Two of the more well-known J-Pop boy bands, KAT-TUN (top) and Arashi (bottom).


J-Pop groups and idols show up everywhere in Japan. Wherever you go, you are bound to see advertising billboards with some well-known J-Pop idol posing seductively and using the product in question, or posters on walls promoting a J-Pop group’s latest album, featuring the members of the group sitting would-be-casually in a room somewhere, all unsure as to why their clothes match each others’ so well. In the really central parts of major cities, those enormous TV billboards frequently show the latest J-Pop music videos, causing hundreds of adoring fans to stop and stare, transfixed, at the screen until the video is over. And of course, J-Pop stars show up on Japanese TV shows and in Japanese magazines all the time.



SMAP are one of the longest-running J-Pop groups around today. The upper picture is the cover from their first album, SMAP 001, released in 1992. The lower picture is them in 2010.

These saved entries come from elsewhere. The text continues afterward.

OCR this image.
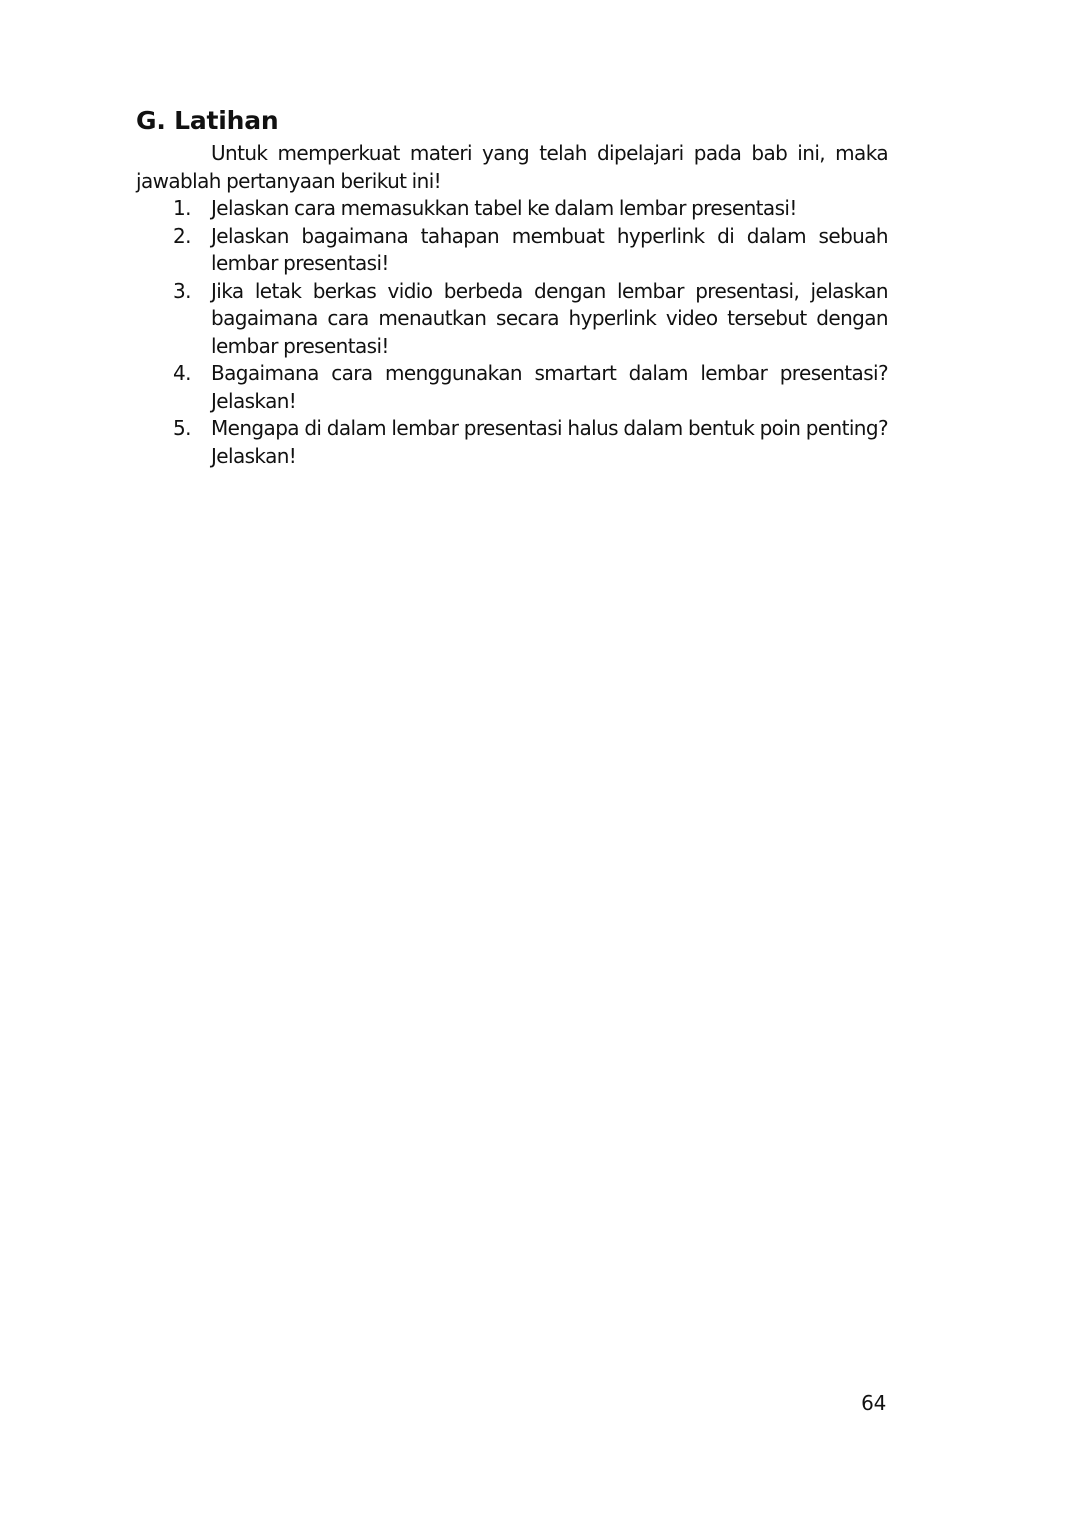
G. Latihan

Untuk memperkuat materi yang telah dipelajari pada bab ini, maka jawablah pertanyaan berikut ini!

1.	Jelaskan cara memasukkan tabel ke dalam lembar presentasi!
2.	Jelaskan bagaimana tahapan membuat hyperlink di dalam sebuah lembar presentasi!
3.	Jika letak berkas vidio berbeda dengan lembar presentasi, jelaskan bagaimana cara menautkan secara hyperlink video tersebut dengan lembar presentasi!
4.	Bagaimana cara menggunakan smartart dalam lembar presentasi? Jelaskan!
5.	Mengapa di dalam lembar presentasi halus dalam bentuk poin penting? Jelaskan!
64
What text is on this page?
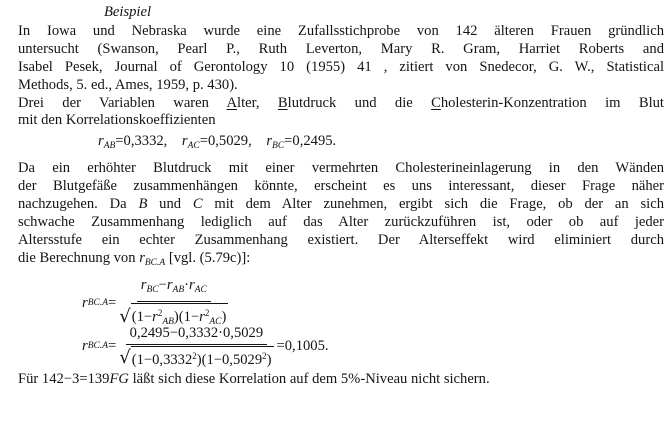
Beispiel
In Iowa und Nebraska wurde eine Zufallsstichprobe von 142 älteren Frauen gründlich
untersucht (Swanson, Pearl P., Ruth Leverton, Mary R. Gram, Harriet Roberts and
Isabel Pesek, Journal of Gerontology 10 (1955) 41 , zitiert von Snedecor, G. W., Statistical
Methods, 5. ed., Ames, 1959, p. 430).
Drei der Variablen waren Alter, Blutdruck und die Cholesterin-Konzentration im Blut
mit den Korrelationskoeffizienten
$r_{AB}=0,3332$, $r_{AC}=0,5029$, $r_{BC}=0,2495$.
Da ein erhöhter Blutdruck mit einer vermehrten Cholesterineinlagerung in den Wänden
der Blutgefäße zusammenhängen könnte, erscheint es uns interessant, dieser Frage näher
nachzugehen. Da B und C mit dem Alter zunehmen, ergibt sich die Frage, ob der an sich
schwache Zusammenhang lediglich auf das Alter zurückzuführen ist, oder ob auf jeder
Altersstufe ein echter Zusammenhang existiert. Der Alterseffekt wird eliminiert durch
die Berechnung von $r_{BC.A}$ [vgl. (5.79c)]:
r $BC.A = \frac{r_{BC}-r_{AB}\cdot r_{AC}}{√ (1-r^2_{AB})(1-r^2_{AC})}$
r $BC.A = \frac{0,2495-0,3332\cdot 0,5029}{√ (1-0,3332^2)(1-0,5029^2)} =0,1005$.
Für 142−3=139FG läßt sich diese Korrelation auf dem 5%-Niveau nicht sichern.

I am therefore left to conclude that the main purpose of any famous J-Pop group or idol is to look beautiful in public. And they manage this incredibly well (although, I must admit that the number of male J-Pop idols that look more like women a lot of the time is somewhat disturbing). The ability to dance appears to be quite essential, as no music video is complete without a smoking hot dance routine. And to be fair, a lot of them are great dancers. But what is dancing if not making oneself look good through movement? A lot of them also put their acting shoes on and act in dorama (more on that in my dorama article). You do occasionally get an unusual gem of a good actor amongst the J-Pop crowd (Kazuya Kamenashi and Jun Matsumoto, of KAT-TUN and Arashi respectively, have both delivered award-winning performances in dorama), but to be honest actual acting ability is, like musicality, irrelevant. They just need to look pretty.


And now to please any men reading this article… this group, known as AKB48, is more focused on theatre than on music. As its name suggests, AKB48 is made up of 48 members, or 16 members from each of the three “schools”. The group apparently holds a world record for most members in a single pop group. They are immensely popular in Japan.


I think that what makes J-Pop so popular has to do with how easy it is to become a fan. If you think about TV series’ like Glee, or book franchises like Harry Potter and Twilight, and how easy it is to immerse yourself in the world of the fans, with all of the websites and videos and merchandise available, J-Pop is very much like that. Not only do you have their albums and their music videos, but you have the clothes and the concert programs and the magazines and the knick-knacks with their pictures on them, sold in stores that specialise in J-Pop merchandise.


Even though I am not the biggest fan of J-Pop (and that is probably because the old woman in me likes to believe that music groups should be about music), I have to admit that it is fun discussing the J-Pop idols that you like and collecting the merchandise and watching the TV shows they appear in. Evidently a lot of Japanese people agree with me. Liking a well-known J-Pop group or idol will give you street credit among the Japanese, and there is no doubt that J-Pop is considered one of the coolest things about Japan.